31 Ottobre 2023

Tiriamo le orecchie alla Lonely Planet, ma raccontiamo meglio la nostra Prato

Polemiche per la sparizione del nome dalla cartina della Toscana. Un'omissione con tanti perché e una missione per chi governerà la città


Dopo la mano di Musciattino, reo di commesso ratto della Cintola, la mano dell’autrice della Lonely Planet, rea di omessa citazione di Prato nella cartina della Toscana del 2014. L’orgoglio di un buon numero di lettori si è destato ieri, leggendo Buongiorno Prato dedicato alla guida forse più nota al mondo che ha omesso il nome della città nella mappa della regione. Dove sono presenti tutti gli altri capoluoghi benché, come Grosseto e Massa, non direttamente citati nella Top 15 delle bellezze toscane.
Nel vivacissimo dibattito (ringrazio l’assessore comunale Gabriele Bosi per il contributo) si è scatenato il rimpallo delle responsabilità politiche (ma forse è più esatto dire: partitiche) dell’omissione. Buona dialettica a tutti, ma sarebbe un sollievo se il problema si risolvesse nella capacità di convincimento che una giunta esercita nei confronti dei media specializzati.

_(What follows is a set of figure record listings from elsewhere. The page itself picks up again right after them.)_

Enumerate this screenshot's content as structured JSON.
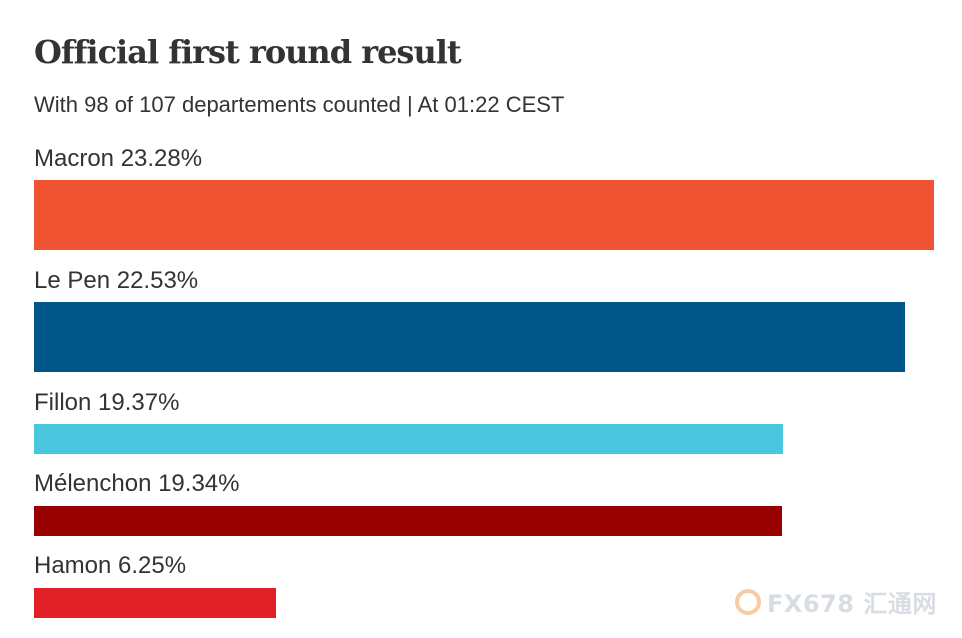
{
  "chart": {
    "title": "Official first round result",
    "subtitle": "With 98 of 107 departements counted | At 01:22 CEST"
  },
  "watermark": {
    "logo_text": "FX678 汇通网",
    "icon": "fx678-logo-icon"
  },
  "chart_data": {
    "type": "bar",
    "orientation": "horizontal",
    "title": "Official first round result",
    "subtitle": "With 98 of 107 departements counted | At 01:22 CEST",
    "categories": [
      "Macron",
      "Le Pen",
      "Fillon",
      "Mélenchon",
      "Hamon"
    ],
    "values": [
      23.28,
      22.53,
      19.37,
      19.34,
      6.25
    ],
    "labels": [
      "Macron 23.28%",
      "Le Pen 22.53%",
      "Fillon 19.37%",
      "Mélenchon 19.34%",
      "Hamon 6.25%"
    ],
    "colors": [
      "#f05331",
      "#005689",
      "#4bc6df",
      "#990000",
      "#e01f27"
    ],
    "unit": "%",
    "xlim": [
      0,
      23.28
    ],
    "grid": false,
    "legend": "none"
  }
}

La domanda vera è: perché Prato non figura con nessun monumento o ambiente proprio o della provincia nella Top 15 delle bellezze toscane? Dipende dal valore intrinseco di opere e luoghi o anche dalla considerazione che noi e i nostri antenati ne abbiamo trasmesso nel corso dei secoli? Il florido Quattrocento iniziò con Datini che lasciò gran parte dell’eredità alla città, proseguì con Donatello e Lippi che abbellirono da par loro il Duomo e terminò con Lorenzo il Magnifico che ordinò la basilica delle Carceri. SubÌto l’orrore del Sacco all’inizio del Cinquecento, Prato non fu più la stessa. Si risollevò nell’Ottocento facendo leva sulla sua più marcata caratteristica: la volontà e la capacità di lavorare. E guardare al futuro e non a un passato di glorie lontane e alle spalle un mortificante tradimento (il Sacco) che ne bloccò lo sviluppo.

Prato non ha raccontato se stessa.

ll compito dei contemporanei è proprio questo: raccontare la città – di ieri, ma soprattutto di oggi e domani permettendole di esser citata nelle guide e non solo in quelle; il problema è di reputazione generale per meriti riconosciuti e non solo per capacità di persuasione verso gli autori.

Una storia d’amore e d’arte come quella fra Filippo Lippi e Lucrezia Buti è la storia di una giovane bellissima donna strappata al monastero per diventare mancata monaca, musa, purissima Madonna e seduttiva Salomé, moglie, madre di un altro grande artista. Altrove, la insegnerebbero da sempre ai bimbi delle scuole. Qui non la conoscono nemmeno i pratesi da generazioni. Non manca niente, per una fiction. Basterebbe che gli sceneggiatori conoscessero la vicenda.

Sempre a proposito di grandi donne, è in corso una mostra dedicata a Clara Calamai. Se Prato ha avuto lei, De Bernardi, Nuti, Benigni ed ha le Manifatture digitali dove si produce cinema, perché non crederci? Ricordando la grande Clara con una rassegna che leghi il passato di Sem Benelli autore della Cena delle Beffe con i cinema del centro, lo stesso museo Pecci e il Museo del Tessuto dove far svolgere eventi ed esporre costumi. E un red carpet-pop per Dario Argento che la diresse in Profondo rosso. E l’annuncio che la prossima volta si celebrerà Nuti.

Di monumenti e personaggi (non sottovalutiamo questi ultimi) Prato è piena. Così come ha università straniere che attraggono giovani dall’Australia, dagli Usa. E una comunità cinese stabile che, nessuno si scandalizzi, rappresenta un volto originale e non necessariamente impresentabile. Bisogna soffiare via molta polvere e  raccontarla. Per farla conoscere anzitutto ai pratesi, poi al mondo. Ci vogliono fantasia, tempo, intraprendenza, coraggio: tutte cose che abbiamo in casa. Vogliamo usarle solo per le pezze?